Premières lignes … Les Ténèbres de Mörkret de Camilla Grebe

Prologue

Les événements réels et les souvenirs qu’elle en avait… Peut-être les uns n’avaient-ils rien à voir avec les autres, comme lorsque deux enfants d’une même fratrie conservent des images diamétralement opposées de leur jeunesse commune.

Elle y réfléchirait beaucoup pendant les mois qui suivraient cette nuit-là – ou ce matin-là, plus précisément, car il devait être cinq ou six heures. L’obscurité était encore profonde devant les fenêtres de la maison. Elle sentait le dos velu de Laika contre elle dans le calme chaud et humide de la chambre, et écoutait le claquement régulier du radiateur au-dessous de la vitre mal isolée.

Elle y penserait, passerait en revue le moindre souvenir – ils étaient trop rares – et le retournerait dans son esprit comme les faces d’un Rubik’s Cube.

Qu’avait-elle vu, entendu, ressenti ?

La porte s’était ouverte au milieu d’un rêve, lequel était devenu flou puis s’était progressivement dissipé, se dissolvant tel un comprimé effervescent dans un verre d’eau. Une main s’était posée sur son épaule, exerçant une légère pression. Laika s’était tortillée en renâclant. Une seconde plus tard, sa queue avait frappé la couverture. Ensuite, elle avait deviné plutôt qu’aperçu le visage d’Ella qui s’approchait du sien dans le noir ; son souffle contre sa joue, une odeur de dentifrice mêlée à un parfum fruité.

Du jus d’orange, Ella en raffolait.

Puis le baiser, si doux contre sa peau.

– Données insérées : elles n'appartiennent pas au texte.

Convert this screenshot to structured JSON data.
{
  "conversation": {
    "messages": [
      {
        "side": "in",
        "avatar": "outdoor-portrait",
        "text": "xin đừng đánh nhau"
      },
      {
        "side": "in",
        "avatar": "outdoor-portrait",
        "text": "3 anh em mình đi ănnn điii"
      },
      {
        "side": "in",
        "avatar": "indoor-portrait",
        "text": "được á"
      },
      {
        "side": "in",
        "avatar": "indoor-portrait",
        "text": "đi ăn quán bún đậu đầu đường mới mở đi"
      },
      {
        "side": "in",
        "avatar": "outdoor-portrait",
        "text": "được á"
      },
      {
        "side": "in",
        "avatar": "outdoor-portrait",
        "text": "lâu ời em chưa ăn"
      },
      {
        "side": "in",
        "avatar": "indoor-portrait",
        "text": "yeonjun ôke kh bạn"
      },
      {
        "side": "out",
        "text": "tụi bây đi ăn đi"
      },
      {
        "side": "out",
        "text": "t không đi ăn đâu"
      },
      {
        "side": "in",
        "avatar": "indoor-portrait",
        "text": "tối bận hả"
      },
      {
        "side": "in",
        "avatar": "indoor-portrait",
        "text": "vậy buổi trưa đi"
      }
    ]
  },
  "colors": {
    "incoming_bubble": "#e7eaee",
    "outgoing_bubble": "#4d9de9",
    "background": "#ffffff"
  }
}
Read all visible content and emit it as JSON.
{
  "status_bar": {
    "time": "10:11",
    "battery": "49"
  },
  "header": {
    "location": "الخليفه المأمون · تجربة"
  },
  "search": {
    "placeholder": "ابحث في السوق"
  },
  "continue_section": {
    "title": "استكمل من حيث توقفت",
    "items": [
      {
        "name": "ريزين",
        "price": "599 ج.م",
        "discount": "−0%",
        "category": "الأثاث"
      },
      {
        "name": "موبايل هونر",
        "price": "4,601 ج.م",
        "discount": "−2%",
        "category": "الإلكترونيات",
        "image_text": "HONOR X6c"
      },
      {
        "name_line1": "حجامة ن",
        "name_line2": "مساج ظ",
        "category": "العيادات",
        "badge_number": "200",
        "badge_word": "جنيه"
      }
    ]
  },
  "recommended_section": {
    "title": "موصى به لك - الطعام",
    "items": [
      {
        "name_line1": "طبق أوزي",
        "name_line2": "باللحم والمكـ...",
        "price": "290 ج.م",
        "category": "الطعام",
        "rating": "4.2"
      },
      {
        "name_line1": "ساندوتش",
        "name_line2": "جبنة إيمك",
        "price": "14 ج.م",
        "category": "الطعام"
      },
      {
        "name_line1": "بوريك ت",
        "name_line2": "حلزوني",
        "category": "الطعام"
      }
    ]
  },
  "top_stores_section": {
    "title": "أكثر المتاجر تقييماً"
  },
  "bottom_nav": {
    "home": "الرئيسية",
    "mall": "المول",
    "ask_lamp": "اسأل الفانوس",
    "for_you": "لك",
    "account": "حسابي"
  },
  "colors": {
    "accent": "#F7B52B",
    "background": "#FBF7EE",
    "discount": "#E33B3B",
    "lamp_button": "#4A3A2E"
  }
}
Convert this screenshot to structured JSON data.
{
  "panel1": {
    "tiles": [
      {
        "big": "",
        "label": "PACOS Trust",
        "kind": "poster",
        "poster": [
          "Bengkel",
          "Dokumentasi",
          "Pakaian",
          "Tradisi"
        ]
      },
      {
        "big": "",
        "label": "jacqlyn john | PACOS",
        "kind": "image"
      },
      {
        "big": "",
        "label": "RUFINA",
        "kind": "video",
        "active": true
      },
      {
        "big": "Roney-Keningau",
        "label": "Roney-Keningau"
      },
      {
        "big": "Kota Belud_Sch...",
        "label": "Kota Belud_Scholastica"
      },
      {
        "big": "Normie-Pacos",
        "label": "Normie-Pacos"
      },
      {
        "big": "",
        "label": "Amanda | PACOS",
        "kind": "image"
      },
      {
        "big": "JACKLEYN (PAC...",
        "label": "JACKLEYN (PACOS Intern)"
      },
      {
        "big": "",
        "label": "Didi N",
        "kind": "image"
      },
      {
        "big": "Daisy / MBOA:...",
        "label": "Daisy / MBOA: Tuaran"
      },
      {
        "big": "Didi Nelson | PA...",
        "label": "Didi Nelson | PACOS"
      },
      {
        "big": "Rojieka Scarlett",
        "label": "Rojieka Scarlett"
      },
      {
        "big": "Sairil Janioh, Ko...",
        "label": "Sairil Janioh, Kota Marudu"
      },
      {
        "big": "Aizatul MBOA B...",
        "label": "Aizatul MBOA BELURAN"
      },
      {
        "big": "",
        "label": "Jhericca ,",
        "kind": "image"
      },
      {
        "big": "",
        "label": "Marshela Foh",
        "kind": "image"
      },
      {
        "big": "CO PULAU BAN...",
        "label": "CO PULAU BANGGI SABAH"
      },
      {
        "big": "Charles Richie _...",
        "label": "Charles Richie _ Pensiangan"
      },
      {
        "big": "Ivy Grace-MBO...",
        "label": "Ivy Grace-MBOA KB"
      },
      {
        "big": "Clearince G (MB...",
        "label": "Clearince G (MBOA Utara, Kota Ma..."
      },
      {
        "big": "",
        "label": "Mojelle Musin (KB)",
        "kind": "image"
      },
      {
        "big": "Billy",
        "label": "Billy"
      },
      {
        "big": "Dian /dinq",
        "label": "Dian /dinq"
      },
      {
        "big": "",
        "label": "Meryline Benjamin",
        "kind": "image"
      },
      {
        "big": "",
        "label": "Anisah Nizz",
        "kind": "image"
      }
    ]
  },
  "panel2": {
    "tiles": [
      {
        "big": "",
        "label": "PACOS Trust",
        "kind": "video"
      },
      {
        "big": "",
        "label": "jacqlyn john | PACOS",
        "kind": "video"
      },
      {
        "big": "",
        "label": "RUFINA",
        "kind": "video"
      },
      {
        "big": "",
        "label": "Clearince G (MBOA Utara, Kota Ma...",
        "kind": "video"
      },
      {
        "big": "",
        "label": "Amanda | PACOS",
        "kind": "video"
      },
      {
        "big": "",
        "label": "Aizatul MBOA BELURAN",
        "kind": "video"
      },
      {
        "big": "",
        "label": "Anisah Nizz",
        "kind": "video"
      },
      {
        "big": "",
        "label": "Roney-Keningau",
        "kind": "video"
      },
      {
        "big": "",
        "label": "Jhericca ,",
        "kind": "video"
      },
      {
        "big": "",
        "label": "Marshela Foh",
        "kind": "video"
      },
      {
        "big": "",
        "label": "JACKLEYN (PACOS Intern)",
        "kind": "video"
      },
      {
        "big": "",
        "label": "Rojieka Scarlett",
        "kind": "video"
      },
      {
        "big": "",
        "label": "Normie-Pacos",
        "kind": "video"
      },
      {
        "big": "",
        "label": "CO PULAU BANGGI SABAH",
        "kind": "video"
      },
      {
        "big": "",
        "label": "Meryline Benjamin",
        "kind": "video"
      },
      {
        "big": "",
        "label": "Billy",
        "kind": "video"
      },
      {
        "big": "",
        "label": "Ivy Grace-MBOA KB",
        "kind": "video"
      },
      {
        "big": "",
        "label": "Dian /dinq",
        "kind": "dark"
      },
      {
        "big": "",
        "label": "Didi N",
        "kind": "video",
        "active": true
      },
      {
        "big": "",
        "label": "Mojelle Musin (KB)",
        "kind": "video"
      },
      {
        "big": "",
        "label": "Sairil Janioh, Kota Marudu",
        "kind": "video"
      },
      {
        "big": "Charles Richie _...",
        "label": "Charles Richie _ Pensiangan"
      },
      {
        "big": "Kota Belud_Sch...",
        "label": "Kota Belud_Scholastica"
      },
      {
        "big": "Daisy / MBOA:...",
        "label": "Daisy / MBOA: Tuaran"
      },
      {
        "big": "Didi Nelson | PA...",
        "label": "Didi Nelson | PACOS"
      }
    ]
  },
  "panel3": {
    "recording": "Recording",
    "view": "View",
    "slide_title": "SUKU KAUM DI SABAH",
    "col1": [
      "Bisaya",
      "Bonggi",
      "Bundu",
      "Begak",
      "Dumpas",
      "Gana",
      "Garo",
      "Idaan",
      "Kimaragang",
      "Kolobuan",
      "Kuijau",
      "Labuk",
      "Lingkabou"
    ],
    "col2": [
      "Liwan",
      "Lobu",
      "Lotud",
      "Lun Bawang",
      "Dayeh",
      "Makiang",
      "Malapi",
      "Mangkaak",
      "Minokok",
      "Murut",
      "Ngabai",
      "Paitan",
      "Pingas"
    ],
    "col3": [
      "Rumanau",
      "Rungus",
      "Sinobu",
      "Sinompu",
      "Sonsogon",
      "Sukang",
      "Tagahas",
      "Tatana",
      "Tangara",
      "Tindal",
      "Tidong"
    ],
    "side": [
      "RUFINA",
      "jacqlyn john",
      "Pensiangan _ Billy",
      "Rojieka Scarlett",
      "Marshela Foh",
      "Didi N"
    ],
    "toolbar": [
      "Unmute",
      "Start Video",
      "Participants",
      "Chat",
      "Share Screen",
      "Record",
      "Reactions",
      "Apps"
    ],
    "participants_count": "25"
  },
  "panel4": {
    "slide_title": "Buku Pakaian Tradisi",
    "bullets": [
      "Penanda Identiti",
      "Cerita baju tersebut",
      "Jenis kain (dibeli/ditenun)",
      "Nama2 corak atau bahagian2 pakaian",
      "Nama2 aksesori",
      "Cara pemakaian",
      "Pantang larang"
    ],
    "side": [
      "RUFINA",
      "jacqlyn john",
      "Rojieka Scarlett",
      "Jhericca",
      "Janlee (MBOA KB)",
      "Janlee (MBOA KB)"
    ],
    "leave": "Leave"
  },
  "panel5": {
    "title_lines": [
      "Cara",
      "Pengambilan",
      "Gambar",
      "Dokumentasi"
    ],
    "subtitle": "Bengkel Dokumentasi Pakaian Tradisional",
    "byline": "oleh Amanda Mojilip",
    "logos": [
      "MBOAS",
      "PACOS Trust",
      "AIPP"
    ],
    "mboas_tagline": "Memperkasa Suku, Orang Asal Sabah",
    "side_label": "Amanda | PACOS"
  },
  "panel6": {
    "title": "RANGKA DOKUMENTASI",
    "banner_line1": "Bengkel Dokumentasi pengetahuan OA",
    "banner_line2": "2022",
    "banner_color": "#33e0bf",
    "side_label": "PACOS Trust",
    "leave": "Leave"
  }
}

Et les mots :

— Je reviens vite, ma petite.

C’est ainsi qu’elle se le rappelait, mais pouvait-elle se fier à sa mémoire ?

Si oui, pourquoi Ella n’était-elle pas revenue ? Pourquoi les jours, les semaines et les mois s’étaient-ils écoulés ? Pourquoi le printemps était-il arrivé et avait-il de bon gré laissé la place à l’été lorsque celui-ci avait frappé à la porte ? Pourquoi l’obscurité de l’automne avait-elle été autorisée à descendre sur les vastes forêts qui bordaient Storforsa, comme si rien ne s’était passé ? Pourquoi les familles se promenaient-elles dans les bois, cueillaient-elles des champignons ? Pourquoi les gens regardaient-ils la télé, mangeaient des chips, jouaient au hockey, chassaient, préparaient des sushis, s’excitaient devant des jeux vidéo, transpiraient à la salle de sport ?

Pourquoi, pourquoi, pourquoi ?

Comment la vie pouvait-elle continuer alors qu’Ella n’était plus là ? Comment les gens, sa mère, la police, Dieu, pouvaient-ils permettre qu’elle disparaisse ainsi ?

En réalité, qu’importe ce qui s’était produit en ce matin de novembre – l’ordre dans lequel les choses s’étaient déroulées, ou ses souvenirs de ce qu’Ella lui avait murmuré.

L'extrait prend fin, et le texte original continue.